Implement Azure App Service plans
In Azure App Service, an application runs in an Azure App Service plan. An App Service plan defines a set of compute resources for a web application to run. The compute resources are analogous to a server farm in conventional web hosting. One or more applications can be configured to run on the same computing resources (or in the same App Service plan).
Things to know about App Service plans
Let's take a closer look at how to implement and use an App Service plan with your virtual machines.
When you create an App Service plan in a region, a set of compute resources is created for the plan in the specified region. Any applications that you place into the plan run on the compute resources defined by the plan.
Each App Service plan defines three settings:
- Region: The region for the App Service plan, such as West US, Central India, North Europe, and so on.
- Number of VM instances: The number of virtual machine instances to allocate for the plan.
- Size of VM instances: The size of the virtual machine instances in the plan, including Small, Medium, or Large.
You can continue to add new applications to an existing plan as long as the plan has enough resources to handle the increasing load.
How applications run and scale in App Service plans
The Azure App Service plan is the scale unit of App Service applications. Depending on the pricing tier for your Azure App Service plan, your applications run and scale in a different manner. If your plan is configured to run five virtual machine instances, then all applications in the plan run on all five instances. If your plan is configured for autoscaling, then all applications in the plan are scaled out together based on the autoscale settings.
Here's a summary of how applications run and scale in Azure App Service plan pricing tiers:
Free or Shared tier:
- Applications run by receiving CPU minutes on a shared virtual machine instance.
- Applications can't scale out.
Basic, Standard, Premium, or Isolated tier:
- Applications run on all virtual machine instances configured in the App Service plan.
- Multiple applications in the same plan share the same virtual machine instances.
- If you have multiple deployment slots for an application, all deployment slots run on the same virtual machine instances.

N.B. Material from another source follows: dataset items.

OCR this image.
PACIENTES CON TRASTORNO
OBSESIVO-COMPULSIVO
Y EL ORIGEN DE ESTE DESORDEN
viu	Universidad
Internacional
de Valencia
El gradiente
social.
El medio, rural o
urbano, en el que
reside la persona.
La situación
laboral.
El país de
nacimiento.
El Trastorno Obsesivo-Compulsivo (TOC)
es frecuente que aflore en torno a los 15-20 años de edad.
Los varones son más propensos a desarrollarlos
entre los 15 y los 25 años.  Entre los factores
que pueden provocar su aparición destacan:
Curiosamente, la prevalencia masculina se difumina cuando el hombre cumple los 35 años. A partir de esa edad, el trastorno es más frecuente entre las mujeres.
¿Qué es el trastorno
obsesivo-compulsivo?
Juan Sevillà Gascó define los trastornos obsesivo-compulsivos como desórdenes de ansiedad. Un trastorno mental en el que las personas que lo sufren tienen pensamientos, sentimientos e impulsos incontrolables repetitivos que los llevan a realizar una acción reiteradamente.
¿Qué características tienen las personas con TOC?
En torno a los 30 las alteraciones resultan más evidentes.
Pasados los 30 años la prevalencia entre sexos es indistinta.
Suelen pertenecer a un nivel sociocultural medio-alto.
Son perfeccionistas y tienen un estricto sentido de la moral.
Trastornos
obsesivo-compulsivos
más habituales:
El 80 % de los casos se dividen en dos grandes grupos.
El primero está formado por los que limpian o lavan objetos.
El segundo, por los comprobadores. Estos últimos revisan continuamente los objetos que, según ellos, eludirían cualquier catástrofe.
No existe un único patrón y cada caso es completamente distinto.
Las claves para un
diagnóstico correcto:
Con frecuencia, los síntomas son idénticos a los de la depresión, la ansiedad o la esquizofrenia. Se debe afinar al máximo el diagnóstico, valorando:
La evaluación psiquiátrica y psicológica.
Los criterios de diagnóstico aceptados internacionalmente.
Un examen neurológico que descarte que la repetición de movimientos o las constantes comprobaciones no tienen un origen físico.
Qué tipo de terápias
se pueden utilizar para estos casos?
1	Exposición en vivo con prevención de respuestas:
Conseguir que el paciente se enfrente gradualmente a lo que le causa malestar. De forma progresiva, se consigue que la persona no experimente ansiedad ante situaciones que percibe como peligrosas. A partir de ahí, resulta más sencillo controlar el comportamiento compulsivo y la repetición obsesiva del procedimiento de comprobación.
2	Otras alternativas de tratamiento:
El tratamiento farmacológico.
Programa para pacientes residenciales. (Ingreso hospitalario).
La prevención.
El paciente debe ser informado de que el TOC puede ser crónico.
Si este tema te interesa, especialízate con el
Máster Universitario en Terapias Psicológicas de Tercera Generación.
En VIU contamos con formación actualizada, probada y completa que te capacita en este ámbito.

- If you enable diagnostic logs, perform backups, or run WebJobs, these tasks use CPU cycles and memory on the same virtual machine instances.
Things to consider when using App Service plans
Review the following considerations about using Azure App Service plans to run and scale your applications. Think about what conditions might apply to running and scaling the hotel website.
Consider cost savings. Because you pay for the computing resources that your App Service plan allocates, you can potentially save money by placing multiple applications into the same App Service plan.
Consider multiple applications in one plan. Create a single plan to support multiple applications, to make it easier to configure and maintain shared virtual machine instances. Because the applications share the same virtual machine instances, you need to carefully manage your plan resources and capacity.
Consider plan capacity. Before you add a new application to an existing plan, determine the resource requirements for the new application and identify the remaining capacity of your plan.
Important
Overloading an App Service plan can potentially cause downtime for new and existing applications.
Consider application isolation. Isolate your application into a new App Service plan when:
- The application is resource-intensive.
- You want to scale the application independently from the other applications in the existing plan.
- The application needs resource in a different geographical region.